LONDON – Britain unveiled sweeping new online protections for children Tuesday (Jan 21), issuing expansive rules despite widespread objections from a number of tech companies and trade groups.
The rules will require social networks, gaming apps, connected toys and other online services that are likely to be used by people under 18 to overhaul how they handle those users’ personal information.
In particular, they will require platforms like YouTube and Instagram to turn on the highest possible privacy settings by default for minors, and turn off by default data-mining practices like targeted advertising and location tracking for children in the country.
The new rules are the most comprehensive protections to arise from heightened global concern that popular online services exploit children’s information, suggest inappropriate content to them and fail to protect them from sexual predators.
The British children’s protections far outstrip narrower rules in the United States, which apply only to online services aimed at children under 13.
The new rules will soon be submitted to Parliament, which called for online standards for children as part of a 2018 data protection law and is unlikely to change them.
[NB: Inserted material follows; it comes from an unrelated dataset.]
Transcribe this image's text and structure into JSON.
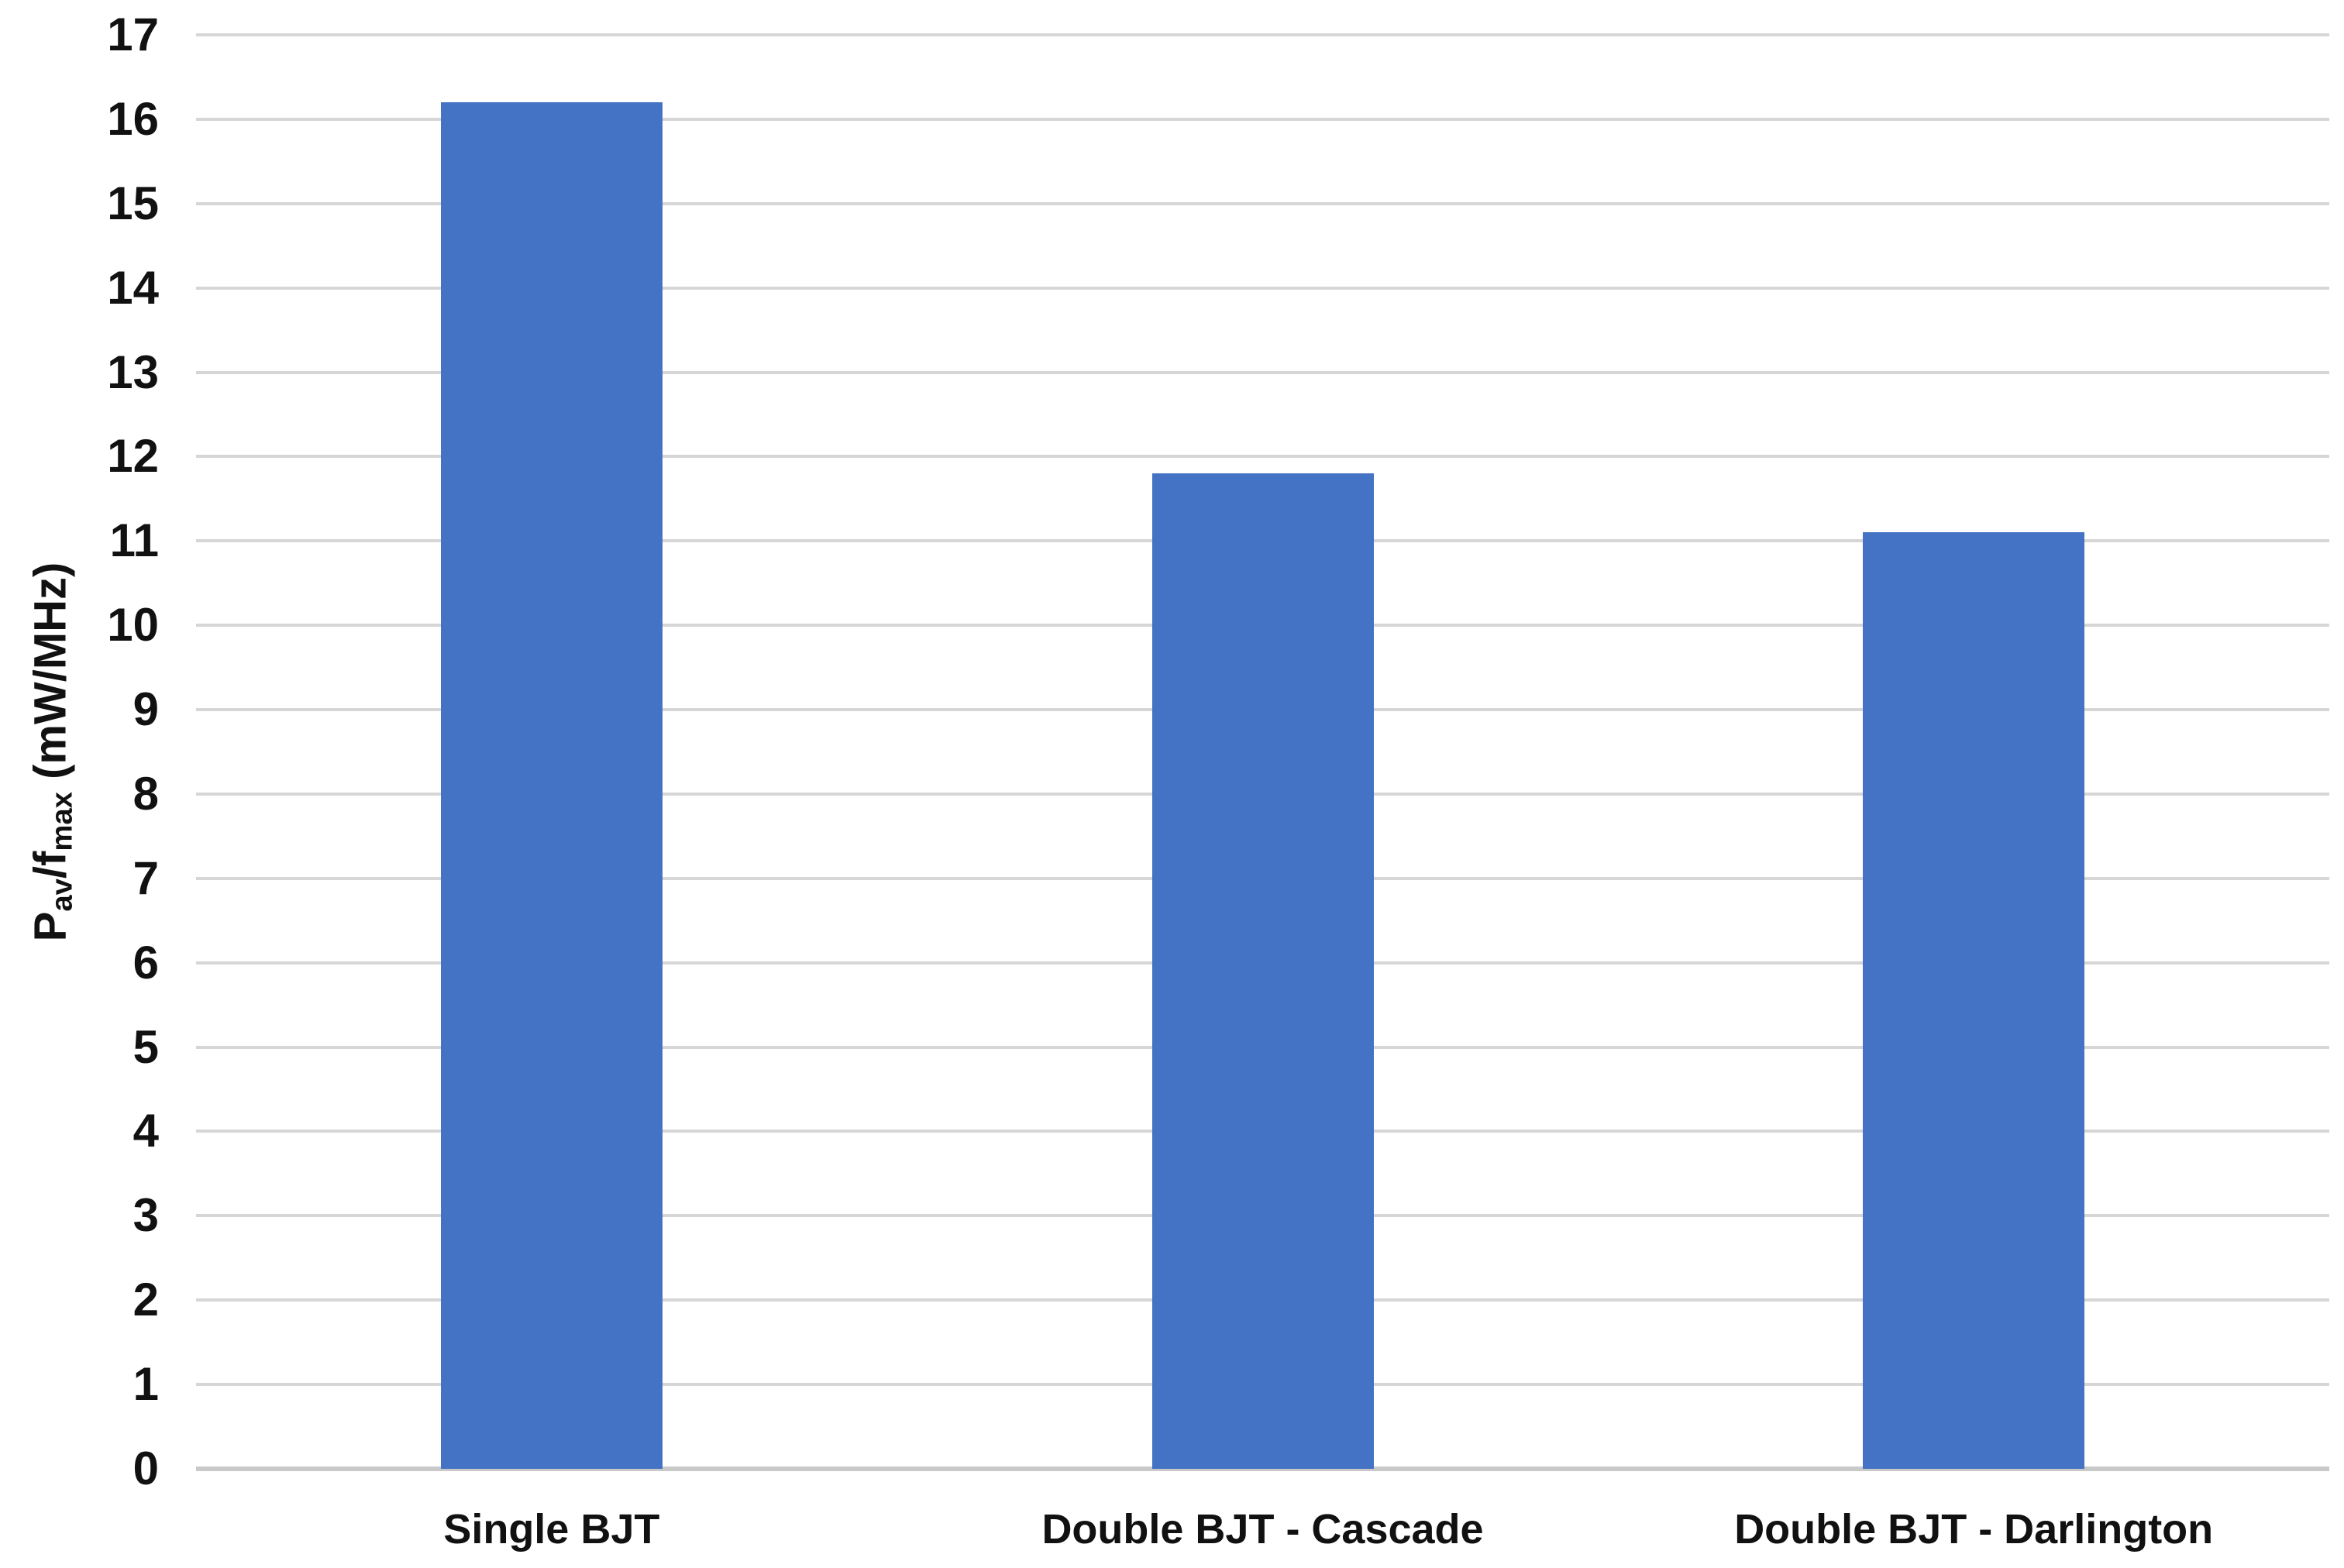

The code should go into effect eight to 10 weeks after it is sent to the lawmakers.
“This is a significant shift in the landscape,” said Ms Elizabeth Denham, Britain’s information commissioner, an independent regulator who drafted the new rules.
“The code is a set of principles and standards that require companies to think about, to focus on and to be accountable for the way they are serving children.”
The tech industry lobbied Ms Denham to weaken the rules, arguing that they were too onerous, vague and broad. In particular, some industry experts said that the code would cause online services to collect even more personal data in order to distinguish their child users and treat them differently.
“While we support the code’s ambition, we do have real reservations,” Mr Antony Walker, the deputy chief executive of techUK, an industry group that represents Amazon, Facebook, Google and other companies, said in a statement.
He added that his group was particularly concerned that the code “could lead to some unnecessary age-gating of online services.”
Trade groups also say that smaller companies may have to curtail free services for children because it could be more difficult to make money from advertising to them.
“Some people may see this as a victory for children, but we’ll actually see a restriction in the services that startups can build for kids,” said Mr Dom Hallas, executive director of Coalition for a Digital Economy, an advocacy group for startups that has received funding from Google, Intuit and Stripe.
Ms Denham did not weaken the rules in response to the industry pressure, but she did clarify and amend some provisions. For instance, the final code suggests that instead of trying to determine a user’s age, online services could just apply the standards for children to all users.
The new rules, called the Age-Appropriate Design Code, are intended to give minors in Britain special rights and protections online – much like in the real world where children generally have the right to attend school and are prohibited from going to bars.
“We already treat children differently in the offline or analog world than we do adults,” Ms Denham said. “So why shouldn’t we also treat them differently in the virtual world?”
The code lays out 15 principles that sites, apps and other online services likely to have users under 18 in Britain must follow. Among other things, it prohibits such services from influencing minors to share unnecessary personal information or select weaker privacy options.
It also requires sites and apps to collect as little personal information from minors as possible. And it prohibits online services from using children’s personal data in ways that could be detrimental to them, such as by automatically recommending sexual or violent content based on their searches.
That is of particular concern in Britain, where a teenager, Molly Russell, committed suicide, which her family said was influenced by her seeing images of self-harm on Instagram. Instagram subsequently banned images of graphic self-harm.
The new British children’s rules may require online services to make cultural changes as well as practical ones. The code requires online services to put the best interests of children first, above their bottom lines.
Companies with major violations of the code could face fines of 4 per cent of their annual worldwide revenue.
The rules underscore a growing movement by regulators on both sides of the Atlantic to rein in tech industry data-mining practices. In September, Google agreed to pay a US$170 million (S$229.67 million) fine and make changes to settle charges that its YouTube service violated the children’s online privacy law in the United States.
“We’re going to see the spread of significant data protection laws for children in Europe, Australia, New Zealand and Africa,” said Baroness Beeban Kidron, a children’s digital rights advocate who is a member of the House of Lords. “I would like to suggest that the vast majority of American parents would want this for their children as well, if only they knew this was something they could have.”